These are the Czech regions with the highest life expectancy

A woman born in Czechia last year can expect to live until the year 2101, while men on average live a few years less. Staff

Written by Staff Published on 09.08.2022 16:24:00 (updated on 09.08.2022) Reading time: 3 minutes

Life expectancy varies greatly across the Czech Republic according to what region people live in. A boy born last year can expect to reach the age of 74.2 years, while a girl on average will live 80.6 years, according to the Czech Statistical Office (ČSÚ). That means a man will live until the year 2095 and a woman until 2101.

The average life expectancy regardless of gender in Czechia is 78.3 years, which is a bit below the European Union average of 80.4 years.

These ages, of course, are only guesses based on current conditions. Advances in medicine and science could make it even longer, while new diseases or global catastrophes could shorten life expectancy.

The main factors affecting longevity are the environment and the quality of health care. Another important factor is education.

“People with a higher education live longer on average because, on the one hand, they usually take more care of their health, and on the other hand, they have the opportunity to earn an above-standard income without having to work in a risky or health-damaging environment,” statistician Tomáš Fiala from the Faculty of Informatics and Statistics at the Prague University of Economics and Business (VŠE) told new server

He added that regional differences in life expectancy can be expected to persist for some time, as education is likely to remain uneven.

The longest life expectancy for any Czech region is in Prague, at 77.1 years for men and 82.3 years for women.

Some individual towns have even higher figures. Men in Nové Město nad Metují will reach 78.4, and in Šlapanice and Čermošice they can expect to live to 77.8. For women, the best towns are Kuřim at 83.6, and Nové Město nad Metují and Náměšť nad Oslavou at 83.4.

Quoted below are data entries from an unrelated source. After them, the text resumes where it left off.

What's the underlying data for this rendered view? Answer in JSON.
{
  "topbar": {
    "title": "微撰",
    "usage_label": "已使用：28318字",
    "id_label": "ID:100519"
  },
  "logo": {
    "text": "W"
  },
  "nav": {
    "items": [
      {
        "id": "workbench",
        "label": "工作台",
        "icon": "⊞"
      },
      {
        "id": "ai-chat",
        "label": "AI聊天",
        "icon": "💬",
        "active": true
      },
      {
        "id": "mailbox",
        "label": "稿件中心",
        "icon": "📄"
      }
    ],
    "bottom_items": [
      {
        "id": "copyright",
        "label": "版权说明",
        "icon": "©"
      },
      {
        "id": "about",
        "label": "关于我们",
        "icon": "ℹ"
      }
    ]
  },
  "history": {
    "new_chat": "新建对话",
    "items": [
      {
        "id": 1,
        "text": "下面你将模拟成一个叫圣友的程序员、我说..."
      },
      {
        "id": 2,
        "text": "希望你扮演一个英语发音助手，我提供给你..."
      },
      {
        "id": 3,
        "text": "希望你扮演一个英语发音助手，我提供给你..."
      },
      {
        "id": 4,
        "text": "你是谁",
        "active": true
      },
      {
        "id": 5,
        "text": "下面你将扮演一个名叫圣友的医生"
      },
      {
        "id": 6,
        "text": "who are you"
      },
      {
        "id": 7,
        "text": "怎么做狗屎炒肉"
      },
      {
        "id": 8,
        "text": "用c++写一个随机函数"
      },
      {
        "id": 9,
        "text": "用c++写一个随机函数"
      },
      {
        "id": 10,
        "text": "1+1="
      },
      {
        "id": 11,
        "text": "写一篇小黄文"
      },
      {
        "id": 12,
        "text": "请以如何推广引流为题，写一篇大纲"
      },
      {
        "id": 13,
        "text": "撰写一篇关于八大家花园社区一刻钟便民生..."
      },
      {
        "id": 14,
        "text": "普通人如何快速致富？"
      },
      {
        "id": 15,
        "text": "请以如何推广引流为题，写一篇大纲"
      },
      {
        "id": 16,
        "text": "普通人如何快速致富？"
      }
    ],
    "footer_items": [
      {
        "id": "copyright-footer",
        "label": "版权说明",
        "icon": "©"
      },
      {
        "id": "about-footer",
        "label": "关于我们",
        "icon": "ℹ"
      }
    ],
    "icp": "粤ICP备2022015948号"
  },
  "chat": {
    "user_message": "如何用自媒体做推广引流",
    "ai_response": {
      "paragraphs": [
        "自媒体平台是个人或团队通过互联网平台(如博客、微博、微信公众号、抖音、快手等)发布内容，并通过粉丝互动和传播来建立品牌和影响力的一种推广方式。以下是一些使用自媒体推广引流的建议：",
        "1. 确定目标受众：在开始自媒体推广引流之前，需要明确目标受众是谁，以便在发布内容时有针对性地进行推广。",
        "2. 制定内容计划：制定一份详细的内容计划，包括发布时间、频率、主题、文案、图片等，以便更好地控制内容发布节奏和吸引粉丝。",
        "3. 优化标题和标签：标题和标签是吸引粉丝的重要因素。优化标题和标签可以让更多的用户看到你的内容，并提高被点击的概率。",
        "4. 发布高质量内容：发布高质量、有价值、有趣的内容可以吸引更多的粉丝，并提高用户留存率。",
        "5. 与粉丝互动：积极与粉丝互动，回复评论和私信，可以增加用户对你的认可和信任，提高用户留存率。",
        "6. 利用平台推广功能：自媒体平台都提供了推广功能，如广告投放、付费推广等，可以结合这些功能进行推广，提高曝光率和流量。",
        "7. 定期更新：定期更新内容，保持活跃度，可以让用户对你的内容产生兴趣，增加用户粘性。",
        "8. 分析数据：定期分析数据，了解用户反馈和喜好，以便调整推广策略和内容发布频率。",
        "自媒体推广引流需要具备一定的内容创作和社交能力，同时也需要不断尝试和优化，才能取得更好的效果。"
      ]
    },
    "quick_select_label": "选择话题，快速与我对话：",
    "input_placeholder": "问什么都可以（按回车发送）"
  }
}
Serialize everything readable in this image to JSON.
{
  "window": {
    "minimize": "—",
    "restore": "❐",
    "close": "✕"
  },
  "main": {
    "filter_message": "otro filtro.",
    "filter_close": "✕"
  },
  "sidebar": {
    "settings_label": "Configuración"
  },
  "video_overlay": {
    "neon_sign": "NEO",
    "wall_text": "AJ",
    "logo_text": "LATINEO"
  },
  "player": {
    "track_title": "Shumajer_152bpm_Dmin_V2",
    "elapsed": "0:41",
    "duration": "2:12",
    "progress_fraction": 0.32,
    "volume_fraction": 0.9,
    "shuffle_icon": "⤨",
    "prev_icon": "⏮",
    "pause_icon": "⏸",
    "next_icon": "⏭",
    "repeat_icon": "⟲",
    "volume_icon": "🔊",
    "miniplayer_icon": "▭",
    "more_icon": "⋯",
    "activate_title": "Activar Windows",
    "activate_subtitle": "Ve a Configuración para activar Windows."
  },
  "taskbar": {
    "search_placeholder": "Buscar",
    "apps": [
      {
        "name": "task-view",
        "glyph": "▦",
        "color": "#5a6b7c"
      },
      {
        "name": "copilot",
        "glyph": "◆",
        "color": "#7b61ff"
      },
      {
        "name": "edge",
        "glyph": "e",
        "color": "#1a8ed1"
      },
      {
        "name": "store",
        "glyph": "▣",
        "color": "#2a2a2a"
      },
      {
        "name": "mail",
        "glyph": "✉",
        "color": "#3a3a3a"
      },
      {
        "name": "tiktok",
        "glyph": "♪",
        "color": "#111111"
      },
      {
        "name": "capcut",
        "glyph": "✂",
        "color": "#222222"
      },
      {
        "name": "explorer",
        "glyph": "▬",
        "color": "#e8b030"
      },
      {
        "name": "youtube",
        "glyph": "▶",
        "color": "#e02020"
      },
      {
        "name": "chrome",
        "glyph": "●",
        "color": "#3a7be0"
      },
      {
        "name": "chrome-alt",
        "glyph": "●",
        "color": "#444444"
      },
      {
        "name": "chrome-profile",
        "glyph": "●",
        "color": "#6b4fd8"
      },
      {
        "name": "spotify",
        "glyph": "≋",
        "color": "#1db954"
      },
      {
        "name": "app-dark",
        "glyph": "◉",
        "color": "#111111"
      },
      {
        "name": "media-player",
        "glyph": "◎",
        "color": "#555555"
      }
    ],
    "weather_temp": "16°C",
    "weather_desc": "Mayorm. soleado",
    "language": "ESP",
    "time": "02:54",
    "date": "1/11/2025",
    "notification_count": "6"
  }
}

Residents of the Ústí nad Labem and Karlovy Vary regions have to worst outlook. Men in Ústí can expect to reach 72.7, which is the lowest for men, and women 79.0. Men are a little better off in the Karlovy Vary region, reaching 72.8 years, but women reach only 78.8 years, which is the lowest for that gender.

The worst towns for men are Orlová at 71.3, Rumburk at 71.4, and Vítkov at 71.5. Women have the lowest life expectancy in Litvínov at 78, and Sokolov and Rumburk at 78.4.

According to the Czech Statistical Office (ČSÚ), over the past 20 years, life expectancy increased in all regions, both for men and women. But even this was uneven, and the gap between the best and worst regions grew. The biggest increases were in Prague and the Liberec and Central Bohemia regions, while the smallest ones were in the Karlovy Vary, Zlín, and Moravia-Silesia regions.

The Covid pandemic has had a significant effect on life expectancy statistics due to its high death toll. In 2020, life expectancy fell for the first time in several decades, and in 2021 it dropped again, as the country had its highest death toll since World War II. It will probably take several years for figures to return to the pre-pandemic level.

Statisticians Boris Burcin and Tomáš Kučera from the Department of Demography and Geodemography of the Faculty of Science of Charles University told that life expectancy should start to rise again from this year, but it might not reach the 2019 level for women until 2025. For men it will take two years longer. Those figures are tentative, as the pandemic is still unfolding.

The highest average life expectancies in Europe are all in non-EU states: Norway at 83.3 years, and Switzerland and Iceland at 83.1. Ireland has the highest of any EU state, at 82.6. The lowest are in Romania at 74.2 and Bulgaria at 73.6.